Xavier Dolan non è simpatico ai frequentatori di festival e ai cinefili. Imputato del peccato sommo di narcisismo, i fustigatori della jouissance al cinema non hanno notato che nei suoi due primi film, al netto di tutto, emergeva un’energia filmica rara, un vero e proprio entusiasmo nei confronti dell’atto stesso del filmare che avrebbe dovuto, se non altro, indurre a giudizi più cauti nei suoi confronti.

Giunto al suo terzo film, una delle cose più entusiasmanti viste nella controversa 65esima edizione del festival di Cannes, Dolan non solo conferma quanto di buono aveva messo in luce sinora, ma rilancia con una generosità folle tale da fugare anche i residui dubbi di coloro che avevano già apprezzato i suoi precedenti film. Laurence Anyways, melodramma intimo e monumentale al tempo stesso, film visceralmente nutrito dall’immaginario cinefilo e totalizzante del suo autore, è un’opera che pone una domanda seria: come si filma la gioia, il giubilo al cinema? Perché vedendo Laurence Anyways si percepisce, senza ombra alcuna di dubbio, la natura giubilatoria di un film completamente innamorato dei propri personaggi e dell’idea stessa del fare cinema. Melvil Poupaud vuole uscire dalla sua pelle e diventare una donna proprio come Xavier Dolan vuole uscire, alla lettera da sé, per diventare puro gesto del fare cinema. L’ultima volta che una tale follia ha assunto forme così contagiose e lussuriose è stato probabilmente con i primissimi di Leos Carax: nodo cruciale in cui la cinefilia diventa rito funebre e palingenesi desiderante del cinema, cinema come esorcismo che ricrea il mondo a immagine e somiglianza del cinema stesso.

Xavier Dolan nutre la medesima ambizione. Creare un cinema che sia tutto il mondo, anzi che possa aiutare il mondo a ripensare e a reinventarsi. Nel formato del 1:37.1, quello quadrato dei film in bianco e nero per intendersi, Dolan muove la macchina da presa braccando e avvolgendo i corpi. Come in una danza di seduzione, mette a loro disposizione un mondo inteso come tutto l’amore possibile che lo sguardo può donare a corpi intenti a mettere in scena “menzogne”.
Dolan è fermamente convinto che il cinema possa cambiare la vita. Noi meno, ma la sua fiducia in questa utopia palingenetica diventa sguardo e pratica di cinema ed è sullo schermo che trova la sua incontrovertibile (e non come dichiarazione aprioristica) verità. La vertigine che si prova davanti alle immagini di Laurence Anyways è un piacere che diventa segno; una percezione quasi tattile. In ogni articolazione si avverte la presenza adorante del regista che in questo caso si è occupato anche di costumi e musiche, come un direttore d’orchestra pronto a saggiare anche la minima variazione di timbro. Lo sguardo inebriato del regista non abbandona mai i suoi personaggi: un amore solidale lo vincola a loro. Essendo stati posti in esistenza dal suo desiderio, l’atto del filmare si manifesta come un cordone ombelicale che non si recide.
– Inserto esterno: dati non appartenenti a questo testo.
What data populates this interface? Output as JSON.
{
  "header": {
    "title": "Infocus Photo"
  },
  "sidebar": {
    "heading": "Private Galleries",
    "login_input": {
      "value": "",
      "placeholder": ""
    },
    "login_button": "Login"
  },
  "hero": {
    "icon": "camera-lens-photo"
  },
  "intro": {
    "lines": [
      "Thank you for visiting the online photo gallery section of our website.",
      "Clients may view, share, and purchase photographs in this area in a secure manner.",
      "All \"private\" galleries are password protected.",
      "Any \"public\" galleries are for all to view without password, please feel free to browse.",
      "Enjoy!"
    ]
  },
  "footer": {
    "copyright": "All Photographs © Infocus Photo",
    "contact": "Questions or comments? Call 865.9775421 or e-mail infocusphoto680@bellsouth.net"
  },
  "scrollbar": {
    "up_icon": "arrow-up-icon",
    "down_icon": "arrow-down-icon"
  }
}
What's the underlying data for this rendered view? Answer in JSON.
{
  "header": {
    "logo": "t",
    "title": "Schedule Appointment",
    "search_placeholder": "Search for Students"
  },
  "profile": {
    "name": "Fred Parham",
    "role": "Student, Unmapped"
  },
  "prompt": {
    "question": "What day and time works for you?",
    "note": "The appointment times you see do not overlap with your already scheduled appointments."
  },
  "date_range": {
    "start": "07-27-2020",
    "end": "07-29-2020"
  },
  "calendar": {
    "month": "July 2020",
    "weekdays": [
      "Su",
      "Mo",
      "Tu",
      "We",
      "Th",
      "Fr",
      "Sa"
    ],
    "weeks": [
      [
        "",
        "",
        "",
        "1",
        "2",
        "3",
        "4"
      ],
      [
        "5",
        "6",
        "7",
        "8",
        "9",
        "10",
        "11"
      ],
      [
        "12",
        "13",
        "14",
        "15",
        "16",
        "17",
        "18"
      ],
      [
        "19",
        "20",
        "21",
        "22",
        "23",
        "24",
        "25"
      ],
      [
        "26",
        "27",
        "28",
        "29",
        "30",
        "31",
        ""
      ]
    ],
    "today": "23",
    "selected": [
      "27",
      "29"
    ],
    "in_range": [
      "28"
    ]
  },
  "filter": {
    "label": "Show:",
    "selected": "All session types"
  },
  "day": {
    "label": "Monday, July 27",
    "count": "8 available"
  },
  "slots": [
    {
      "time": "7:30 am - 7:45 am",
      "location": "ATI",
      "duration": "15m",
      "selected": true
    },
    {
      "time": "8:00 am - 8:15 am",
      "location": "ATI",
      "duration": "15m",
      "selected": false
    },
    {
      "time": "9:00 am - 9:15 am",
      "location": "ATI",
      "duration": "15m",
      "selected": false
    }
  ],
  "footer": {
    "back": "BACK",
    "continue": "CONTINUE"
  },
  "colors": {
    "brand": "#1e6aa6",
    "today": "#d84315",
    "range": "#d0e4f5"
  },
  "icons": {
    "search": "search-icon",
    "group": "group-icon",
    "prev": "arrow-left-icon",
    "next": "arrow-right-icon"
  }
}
Come immerso in una trance, Dolan danza insieme al suo film. E la felicità può assumere le movenze di abiti colorati che cadono da un cielo blu per giubilare gli amanti finalmente uniti nell’angolo di mondo che hanno sempre sognato. Ma la vertigine ultima di Laurence Anyways è che Dolan continua a fare cinema come esistesse ancora una comunità del cinema. Pensateci: se a farlo è il Ruiz sublime de La notte di fronte e il Bertolucci del sottoscala di Io e te, la cosa ce la spieghiamo. Il cinema lo hanno fatto loro. Loro sono il cinema. E loro possono eventualmente permettersi di dirci che la comunità del cinema non c’è più. Ma da un Dolan, se non altro per mere ragioni anagrafiche (è nato nel 1989 ndr), non ci si aspetta che si rivolga con tale furore dionisiaco a una comunità del cinema, e di una certa idea di cinema, che non ha conosciuto e alla quale parla con la passione di uno che l’abbia amata e conosciuta. Ed è esattamente questo senso di appartenenza, questo sentire di far parte di un mondo che non esiste più – se non come desiderio di appartenenza – a costituire la potenza filmica della gioia di Xavier Dolan.

Laurence Anyways è il film che dice del giubilo di essere ancora nelle cose del cinema come mondo.